Referiu também o Estatuto da Pessoa com Deficiência (Lei 13.146/2015), que assegura "condições de igualdade, o exercício dos direitos e das liberdades fundamentais por pessoa com deficiência, visando à sua inclusão social e cidadania". Sendo a atitude da companhia no sentido de impedir "a participação social da pessoa com deficiência em igualdade de condições e oportunidades com as demais pessoas".
E, finalmente, destacou que a Convenção de Nova Iorque, destinada à proteção de pessoas com deficiência, goza, no Brasil, de hierarquia constitucional, como direito fundamental, pois incorporada na forma do art. 5º § 3º da Constituição, devendo iluminar a interpretação da legislação infraconstitucional.

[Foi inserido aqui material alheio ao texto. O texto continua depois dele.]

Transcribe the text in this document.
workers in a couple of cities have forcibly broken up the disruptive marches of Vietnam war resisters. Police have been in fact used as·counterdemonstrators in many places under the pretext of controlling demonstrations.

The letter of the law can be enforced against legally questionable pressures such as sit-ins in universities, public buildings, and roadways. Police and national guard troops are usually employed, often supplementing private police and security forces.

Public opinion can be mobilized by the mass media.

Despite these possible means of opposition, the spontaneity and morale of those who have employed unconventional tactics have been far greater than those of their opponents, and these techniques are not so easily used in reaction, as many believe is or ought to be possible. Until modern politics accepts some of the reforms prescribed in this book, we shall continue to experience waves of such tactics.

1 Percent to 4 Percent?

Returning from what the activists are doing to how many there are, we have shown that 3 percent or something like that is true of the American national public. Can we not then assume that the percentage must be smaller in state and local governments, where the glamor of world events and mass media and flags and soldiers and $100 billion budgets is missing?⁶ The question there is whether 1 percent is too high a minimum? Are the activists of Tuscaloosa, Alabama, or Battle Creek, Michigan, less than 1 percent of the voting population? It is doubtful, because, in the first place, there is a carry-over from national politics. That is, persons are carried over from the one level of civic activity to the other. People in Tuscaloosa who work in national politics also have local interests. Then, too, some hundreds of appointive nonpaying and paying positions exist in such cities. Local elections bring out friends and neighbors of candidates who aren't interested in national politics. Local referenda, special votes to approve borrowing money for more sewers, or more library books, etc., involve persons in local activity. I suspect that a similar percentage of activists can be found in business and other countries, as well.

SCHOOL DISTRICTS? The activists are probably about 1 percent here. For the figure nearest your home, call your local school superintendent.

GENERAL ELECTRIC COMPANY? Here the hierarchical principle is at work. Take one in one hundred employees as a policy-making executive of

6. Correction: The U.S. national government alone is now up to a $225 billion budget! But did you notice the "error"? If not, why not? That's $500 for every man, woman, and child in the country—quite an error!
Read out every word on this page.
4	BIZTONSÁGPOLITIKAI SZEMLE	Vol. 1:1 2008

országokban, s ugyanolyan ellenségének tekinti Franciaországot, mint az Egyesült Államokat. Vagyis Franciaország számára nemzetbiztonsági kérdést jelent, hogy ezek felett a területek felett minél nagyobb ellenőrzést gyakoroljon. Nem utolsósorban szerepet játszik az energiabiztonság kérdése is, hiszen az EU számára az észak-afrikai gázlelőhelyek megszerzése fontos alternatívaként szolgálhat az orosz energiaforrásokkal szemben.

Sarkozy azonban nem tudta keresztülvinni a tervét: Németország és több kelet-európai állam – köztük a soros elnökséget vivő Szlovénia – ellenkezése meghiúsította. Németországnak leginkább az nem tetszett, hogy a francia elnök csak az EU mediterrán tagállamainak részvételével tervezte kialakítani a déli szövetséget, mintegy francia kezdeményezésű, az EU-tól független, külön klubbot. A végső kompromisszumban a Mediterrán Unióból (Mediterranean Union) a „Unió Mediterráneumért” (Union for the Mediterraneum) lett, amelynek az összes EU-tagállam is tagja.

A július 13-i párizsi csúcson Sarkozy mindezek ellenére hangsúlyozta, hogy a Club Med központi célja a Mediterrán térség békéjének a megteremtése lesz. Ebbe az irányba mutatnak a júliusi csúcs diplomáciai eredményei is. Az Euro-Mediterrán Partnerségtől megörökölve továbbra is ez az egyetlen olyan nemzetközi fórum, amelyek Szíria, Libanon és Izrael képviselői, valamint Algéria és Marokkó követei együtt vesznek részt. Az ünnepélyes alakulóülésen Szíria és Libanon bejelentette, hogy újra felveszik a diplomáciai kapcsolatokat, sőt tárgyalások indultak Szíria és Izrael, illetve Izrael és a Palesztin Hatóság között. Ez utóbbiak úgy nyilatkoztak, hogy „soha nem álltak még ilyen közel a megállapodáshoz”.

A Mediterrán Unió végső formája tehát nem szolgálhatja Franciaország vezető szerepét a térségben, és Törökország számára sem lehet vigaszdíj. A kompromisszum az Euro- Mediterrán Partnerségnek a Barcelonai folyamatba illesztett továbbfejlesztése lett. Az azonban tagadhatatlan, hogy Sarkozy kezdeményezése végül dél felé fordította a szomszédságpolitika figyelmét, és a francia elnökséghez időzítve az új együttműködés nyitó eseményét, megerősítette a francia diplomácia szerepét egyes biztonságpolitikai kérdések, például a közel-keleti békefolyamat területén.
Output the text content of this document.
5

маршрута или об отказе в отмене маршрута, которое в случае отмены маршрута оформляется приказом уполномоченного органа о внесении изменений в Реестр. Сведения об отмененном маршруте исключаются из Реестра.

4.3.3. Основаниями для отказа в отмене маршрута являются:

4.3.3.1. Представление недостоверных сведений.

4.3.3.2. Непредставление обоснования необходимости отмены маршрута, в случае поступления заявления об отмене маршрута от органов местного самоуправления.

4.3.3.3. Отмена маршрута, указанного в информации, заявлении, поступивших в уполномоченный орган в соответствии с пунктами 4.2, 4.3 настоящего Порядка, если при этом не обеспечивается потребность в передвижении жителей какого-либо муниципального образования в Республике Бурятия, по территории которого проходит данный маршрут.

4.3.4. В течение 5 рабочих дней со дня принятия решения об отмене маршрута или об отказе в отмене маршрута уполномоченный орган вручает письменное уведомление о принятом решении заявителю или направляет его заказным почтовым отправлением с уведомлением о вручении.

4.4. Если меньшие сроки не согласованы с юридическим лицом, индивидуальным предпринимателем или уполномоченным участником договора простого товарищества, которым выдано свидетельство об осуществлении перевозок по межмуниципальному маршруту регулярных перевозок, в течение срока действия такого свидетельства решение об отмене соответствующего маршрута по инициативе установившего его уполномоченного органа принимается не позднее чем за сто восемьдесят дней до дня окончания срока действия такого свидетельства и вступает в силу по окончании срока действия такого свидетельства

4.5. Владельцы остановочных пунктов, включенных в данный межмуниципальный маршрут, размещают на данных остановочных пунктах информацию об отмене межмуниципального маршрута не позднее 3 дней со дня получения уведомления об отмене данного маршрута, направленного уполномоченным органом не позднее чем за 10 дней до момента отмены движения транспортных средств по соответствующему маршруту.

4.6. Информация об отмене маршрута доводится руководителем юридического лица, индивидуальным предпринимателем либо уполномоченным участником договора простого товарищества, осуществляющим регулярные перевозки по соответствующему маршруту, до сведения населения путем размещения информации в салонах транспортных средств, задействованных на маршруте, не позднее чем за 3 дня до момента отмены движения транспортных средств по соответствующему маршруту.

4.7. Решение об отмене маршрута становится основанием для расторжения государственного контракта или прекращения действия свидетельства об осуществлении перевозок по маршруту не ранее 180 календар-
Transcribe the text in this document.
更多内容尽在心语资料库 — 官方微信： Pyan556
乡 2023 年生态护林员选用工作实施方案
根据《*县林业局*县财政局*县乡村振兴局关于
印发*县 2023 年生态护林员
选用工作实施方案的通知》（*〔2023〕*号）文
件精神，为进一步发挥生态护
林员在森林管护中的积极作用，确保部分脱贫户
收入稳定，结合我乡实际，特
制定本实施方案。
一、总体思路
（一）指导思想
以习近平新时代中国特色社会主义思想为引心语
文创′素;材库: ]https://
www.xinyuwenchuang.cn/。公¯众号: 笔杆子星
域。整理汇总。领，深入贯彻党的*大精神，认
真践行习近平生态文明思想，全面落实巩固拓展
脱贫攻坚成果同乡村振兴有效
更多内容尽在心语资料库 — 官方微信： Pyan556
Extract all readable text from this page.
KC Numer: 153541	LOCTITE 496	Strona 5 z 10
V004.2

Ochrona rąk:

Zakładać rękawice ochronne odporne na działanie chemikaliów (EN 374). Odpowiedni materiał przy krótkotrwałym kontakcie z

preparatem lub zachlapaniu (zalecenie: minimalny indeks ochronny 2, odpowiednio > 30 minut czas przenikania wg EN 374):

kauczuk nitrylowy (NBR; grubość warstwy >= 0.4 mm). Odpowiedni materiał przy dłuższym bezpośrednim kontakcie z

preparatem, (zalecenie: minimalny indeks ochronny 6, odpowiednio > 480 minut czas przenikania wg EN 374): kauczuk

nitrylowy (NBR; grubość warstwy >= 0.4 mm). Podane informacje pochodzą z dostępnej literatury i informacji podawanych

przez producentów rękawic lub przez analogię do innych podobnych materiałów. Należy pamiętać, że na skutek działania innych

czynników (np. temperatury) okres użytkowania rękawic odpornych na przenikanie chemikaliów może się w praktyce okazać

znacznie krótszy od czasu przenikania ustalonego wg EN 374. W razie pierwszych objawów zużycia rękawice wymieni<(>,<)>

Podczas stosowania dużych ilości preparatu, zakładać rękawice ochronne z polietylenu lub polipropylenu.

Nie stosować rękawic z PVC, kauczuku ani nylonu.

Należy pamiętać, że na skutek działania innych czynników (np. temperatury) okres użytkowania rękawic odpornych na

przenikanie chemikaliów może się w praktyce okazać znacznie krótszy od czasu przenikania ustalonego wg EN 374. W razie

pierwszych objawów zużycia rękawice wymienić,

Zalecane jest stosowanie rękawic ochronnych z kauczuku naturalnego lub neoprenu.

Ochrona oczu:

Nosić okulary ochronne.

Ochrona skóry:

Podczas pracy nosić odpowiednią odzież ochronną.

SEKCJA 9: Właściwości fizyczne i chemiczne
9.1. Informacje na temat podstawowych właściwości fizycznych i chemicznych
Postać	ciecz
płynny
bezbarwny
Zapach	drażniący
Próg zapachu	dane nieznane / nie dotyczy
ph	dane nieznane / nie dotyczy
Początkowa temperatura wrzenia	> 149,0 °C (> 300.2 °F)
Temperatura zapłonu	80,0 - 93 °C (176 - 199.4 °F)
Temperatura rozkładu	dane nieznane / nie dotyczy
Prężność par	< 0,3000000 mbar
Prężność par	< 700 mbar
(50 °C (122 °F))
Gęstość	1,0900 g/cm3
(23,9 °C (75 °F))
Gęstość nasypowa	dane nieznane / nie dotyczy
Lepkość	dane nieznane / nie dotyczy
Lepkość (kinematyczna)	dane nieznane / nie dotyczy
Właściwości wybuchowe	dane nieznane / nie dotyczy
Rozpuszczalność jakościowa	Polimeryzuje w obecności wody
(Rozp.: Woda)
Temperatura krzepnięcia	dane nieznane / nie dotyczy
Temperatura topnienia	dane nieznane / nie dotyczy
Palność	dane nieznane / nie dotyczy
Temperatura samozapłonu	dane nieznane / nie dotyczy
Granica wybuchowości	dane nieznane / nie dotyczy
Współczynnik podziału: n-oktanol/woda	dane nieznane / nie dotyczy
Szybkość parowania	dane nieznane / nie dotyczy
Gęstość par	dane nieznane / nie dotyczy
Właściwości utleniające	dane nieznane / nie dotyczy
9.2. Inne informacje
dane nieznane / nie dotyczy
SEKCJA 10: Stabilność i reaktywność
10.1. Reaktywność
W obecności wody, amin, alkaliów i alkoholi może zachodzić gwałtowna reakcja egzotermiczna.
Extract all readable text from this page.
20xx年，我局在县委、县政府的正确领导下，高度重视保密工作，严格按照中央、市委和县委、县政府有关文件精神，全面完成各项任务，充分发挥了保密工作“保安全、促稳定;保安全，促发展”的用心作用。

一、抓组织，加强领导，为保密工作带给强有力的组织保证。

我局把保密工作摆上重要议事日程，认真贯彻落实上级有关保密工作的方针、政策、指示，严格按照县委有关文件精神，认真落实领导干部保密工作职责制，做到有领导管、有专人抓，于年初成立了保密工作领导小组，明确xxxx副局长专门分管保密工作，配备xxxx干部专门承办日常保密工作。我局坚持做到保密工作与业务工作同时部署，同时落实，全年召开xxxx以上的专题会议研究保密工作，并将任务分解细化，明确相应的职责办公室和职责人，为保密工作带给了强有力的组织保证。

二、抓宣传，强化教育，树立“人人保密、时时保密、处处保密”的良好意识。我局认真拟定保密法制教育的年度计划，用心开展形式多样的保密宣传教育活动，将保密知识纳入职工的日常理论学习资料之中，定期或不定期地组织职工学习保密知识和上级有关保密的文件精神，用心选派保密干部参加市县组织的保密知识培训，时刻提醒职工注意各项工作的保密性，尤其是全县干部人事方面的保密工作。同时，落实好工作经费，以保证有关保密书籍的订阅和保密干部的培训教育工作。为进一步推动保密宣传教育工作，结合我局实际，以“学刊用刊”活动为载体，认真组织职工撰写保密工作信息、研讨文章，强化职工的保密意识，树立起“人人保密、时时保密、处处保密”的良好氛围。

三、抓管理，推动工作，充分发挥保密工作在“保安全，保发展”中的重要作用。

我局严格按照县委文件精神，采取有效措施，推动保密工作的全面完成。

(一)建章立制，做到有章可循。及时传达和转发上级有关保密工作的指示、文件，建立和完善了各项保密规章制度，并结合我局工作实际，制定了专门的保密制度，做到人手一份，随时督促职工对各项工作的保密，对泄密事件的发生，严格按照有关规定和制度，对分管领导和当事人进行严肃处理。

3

Desse modo, citando a Resolução nº 280/2013, da Agência Nacional de Avião Civil (ANAC), afirmou que: "É assegurado ao PNAE a assistência especial a que tenha direito (...) independente do canal de comercialização da passagem, demonstrando ser evidente o caráter de facilitação do transporte aéreo à pessoa com deficiência, sendo inadmissível, por qualquer meio, limitar seu acesso e restringir seu direito".
"Ora, era seu o dever (da companhia), no momento da contratação, questionar a parte autora sobre a necessidade de acompanhamento, independentemente da compra ter sido realizada pela internet. E mesmo que assim não o fosse, ao constatar a situação in loco, antes do embarque, bem poderia promover a inclusão e a viagem do autor, ainda mais quando ele goza de relativa autonomia, como apontaram as testemunhas", destacou o julgador.